We developed a novel method using paired large and moderate-sized LLMs to automate the extraction of unstructured echocardiographic reports into tabular datasets. Our approach represents a scalable strategy that transforms unstructured reports into computable elements that can be leveraged to improve cardiovascular care quality and enable research.
心血管诊断测试中的丰富数据通常被隔离在非结构化报告中,由于需要人工提取,限制了它们在患者护理和研究的实时应用中的使用。
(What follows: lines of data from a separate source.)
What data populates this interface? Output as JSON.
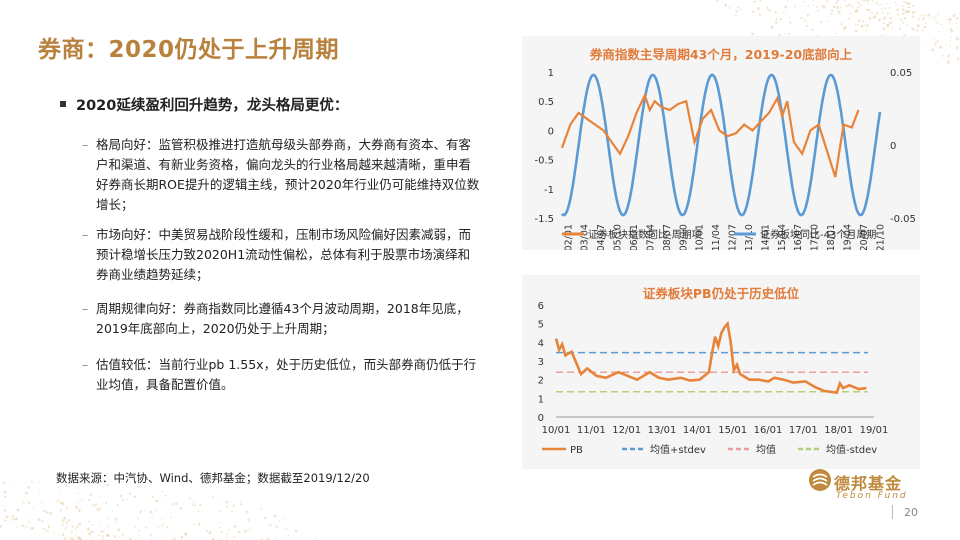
{
  "slide": {
    "title": "券商：2020仍处于上升周期",
    "heading": "2020延续盈利回升趋势，龙头格局更优：",
    "points": [
      {
        "dash": "–",
        "text": "格局向好：监管积极推进打造航母级头部券商，大券商有资本、有客户和渠道、有新业务资格，偏向龙头的行业格局越来越清晰，重申看好券商长期ROE提升的逻辑主线，预计2020年行业仍可能维持双位数增长；"
      },
      {
        "dash": "–",
        "text": "市场向好：中美贸易战阶段性缓和，压制市场风险偏好因素减弱，而预计稳增长压力致2020H1流动性偏松，总体有利于股票市场演绎和券商业绩趋势延续；"
      },
      {
        "dash": "–",
        "text": "周期规律向好：券商指数同比遵循43个月波动周期，2018年见底，2019年底部向上，2020仍处于上升周期；"
      },
      {
        "dash": "–",
        "text": "估值较低：当前行业pb 1.55x，处于历史低位，而头部券商仍低于行业均值，具备配置价值。"
      }
    ],
    "source": "数据来源：中汽协、Wind、德邦基金；数据截至2019/12/20",
    "logo_cn": "德邦基金",
    "logo_en": "Tebon Fund",
    "page_number": "20"
  },
  "colors": {
    "title": "#b8823e",
    "orange": "#e8833a",
    "blue": "#5b9bd5",
    "mean_red": "#e8a0a0",
    "mean_green": "#b5cf7a",
    "chart_bg": "#f5f5f5"
  },
  "chart_data": [
    {
      "type": "line",
      "title": "券商指数主导周期43个月，2019-20底部向上",
      "x_ticks": [
        "02/01",
        "03/04",
        "04/07",
        "05/10",
        "06/01",
        "07/04",
        "08/07",
        "09/10",
        "10/01",
        "11/04",
        "12/07",
        "13/10",
        "14/01",
        "15/04",
        "16/07",
        "17/10",
        "18/01",
        "19/04",
        "20/07",
        "21/10"
      ],
      "y_left_ticks": [
        "1",
        "0.5",
        "0",
        "-0.5",
        "-1",
        "-1.5"
      ],
      "y_left_range": [
        -1.5,
        1
      ],
      "y_right_ticks": [
        "0.05",
        "0",
        "-0.05"
      ],
      "y_right_range": [
        -0.05,
        0.05
      ],
      "series": [
        {
          "name": "证券板块指数同比-周期项",
          "axis": "left",
          "x": [
            2002.0,
            2002.5,
            2003.0,
            2003.5,
            2004.0,
            2004.5,
            2005.0,
            2005.5,
            2006.0,
            2006.5,
            2007.0,
            2007.3,
            2007.6,
            2008.0,
            2008.5,
            2009.0,
            2009.5,
            2010.0,
            2010.5,
            2011.0,
            2011.5,
            2012.0,
            2012.5,
            2013.0,
            2013.5,
            2014.0,
            2014.5,
            2015.0,
            2015.3,
            2015.6,
            2016.0,
            2016.5,
            2017.0,
            2017.5,
            2018.0,
            2018.5,
            2019.0,
            2019.5,
            2019.9
          ],
          "y": [
            -0.3,
            0.1,
            0.3,
            0.2,
            0.1,
            0.0,
            -0.2,
            -0.4,
            -0.1,
            0.3,
            0.6,
            0.35,
            0.5,
            0.4,
            0.35,
            0.45,
            0.5,
            -0.2,
            0.2,
            0.35,
            0.0,
            -0.1,
            -0.05,
            0.1,
            0.0,
            0.15,
            0.3,
            0.55,
            0.25,
            0.5,
            -0.2,
            -0.4,
            0.0,
            0.1,
            -0.35,
            -0.8,
            0.1,
            0.05,
            0.35
          ]
        },
        {
          "name": "证券板块同比-43个月周期",
          "axis": "right",
          "sine": {
            "period_years": 3.583,
            "peak_year": 2003.9,
            "amplitude": 0.048,
            "x_start": 2002.0,
            "x_end": 2021.2
          }
        }
      ],
      "legend_position": "bottom"
    },
    {
      "type": "line",
      "title": "证券板块PB仍处于历史低位",
      "x_ticks": [
        "10/01",
        "11/01",
        "12/01",
        "13/01",
        "14/01",
        "15/01",
        "16/01",
        "17/01",
        "18/01",
        "19/01"
      ],
      "x_range": [
        2010.0,
        2020.0
      ],
      "y_ticks": [
        "6",
        "5",
        "4",
        "3",
        "2",
        "1",
        "0"
      ],
      "y_range": [
        0,
        6
      ],
      "series": [
        {
          "name": "PB",
          "x": [
            2010.0,
            2010.1,
            2010.2,
            2010.3,
            2010.5,
            2010.8,
            2011.0,
            2011.3,
            2011.6,
            2012.0,
            2012.3,
            2012.6,
            2013.0,
            2013.3,
            2013.6,
            2014.0,
            2014.3,
            2014.6,
            2014.9,
            2015.0,
            2015.1,
            2015.2,
            2015.3,
            2015.4,
            2015.5,
            2015.6,
            2015.7,
            2015.8,
            2015.9,
            2016.0,
            2016.2,
            2016.5,
            2016.8,
            2017.0,
            2017.3,
            2017.6,
            2018.0,
            2018.3,
            2018.6,
            2019.0,
            2019.1,
            2019.2,
            2019.4,
            2019.7,
            2019.95
          ],
          "y": [
            4.2,
            3.6,
            3.9,
            3.3,
            3.5,
            2.3,
            2.6,
            2.2,
            2.1,
            2.4,
            2.2,
            2.0,
            2.4,
            2.1,
            2.0,
            2.1,
            1.95,
            2.0,
            2.4,
            3.4,
            4.3,
            3.8,
            4.5,
            4.8,
            5.0,
            4.0,
            2.5,
            2.8,
            2.3,
            2.2,
            2.0,
            2.0,
            1.9,
            2.1,
            2.0,
            1.85,
            1.9,
            1.6,
            1.4,
            1.3,
            1.8,
            1.55,
            1.7,
            1.5,
            1.55
          ]
        },
        {
          "name": "均值+stdev",
          "value": 3.45
        },
        {
          "name": "均值",
          "value": 2.4
        },
        {
          "name": "均值-stdev",
          "value": 1.35
        }
      ],
      "legend_position": "bottom"
    }
  ]
}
我们开发了一个两步流程,依次部署生成式和解释性大语言模型(LLMs;Llama2 70b和Llama2 13b)。使用Llama2 70b模型,我们从3000份具有配对结构化元素的真实世界超声心动图(TTE)报告中生成了不同格式的报告,利用报告格式的时间变化来定义变化。随后,我们使用依次增加批次的生成式超声心动图报告作为输入对Llama2 13b进行微调,以从18个临床相关超声心动图领域的自由文本叙述中提取数据。这被设置为一个基于提示的监督训练任务。我们在几个不同的超声心动图数据集上评估了经过微调的Llama2 13b模型HeartDx-LM:(i)耶鲁纽黑文医疗系统(YNHHS)不同时间段和格式的报告,(ii)重症监护医学信息集市(MIMIC)III数据集,以及(iii)MIMIC IV数据集。我们使用提取字段的准确性和科恩kappa系数作为指标,并已公开发布HeartDX-LM模型。
HeartDX-LM模型在随机选择的2000份具有不同格式和配对结构化标签的合成超声心动图报告上进行训练,这些报告具有广泛的临床发现。我们确定了将Llama2 13b微调以实现稳定和一致性能所需的较低阈值为500份注释报告。在YNHHS,HeartDx-LM模型从当代记录的测试集中的非结构化报告中准确提取了70032个值中的69144个(98.7%),涉及18个临床领域,其中也有配对的结构化数据。在只有非结构化报告的较旧超声心动图报告中,对于随机抽取的100份报告的相同18个领域,该模型相对于专家注释的准确率达到了87.1%。同样,在来自MIMIC-IV和MIMIC-III的专家注释外部验证集中,HeartDx-LM分别从每组随机选择并经专家注释的100份超声心动图报告中正确提取了220个可用值中的201个(91.3%)和707个可用值中的615个(87.9%)。
我们开发了一种新颖的方法,使用配对的大型和中型LLMs将非结构化超声心动图报告自动提取到表格数据集中。我们的方法代表了一种可扩展的策略,将非结构化报告转化为可计算的元素,可用于提高心血管护理质量并推动研究。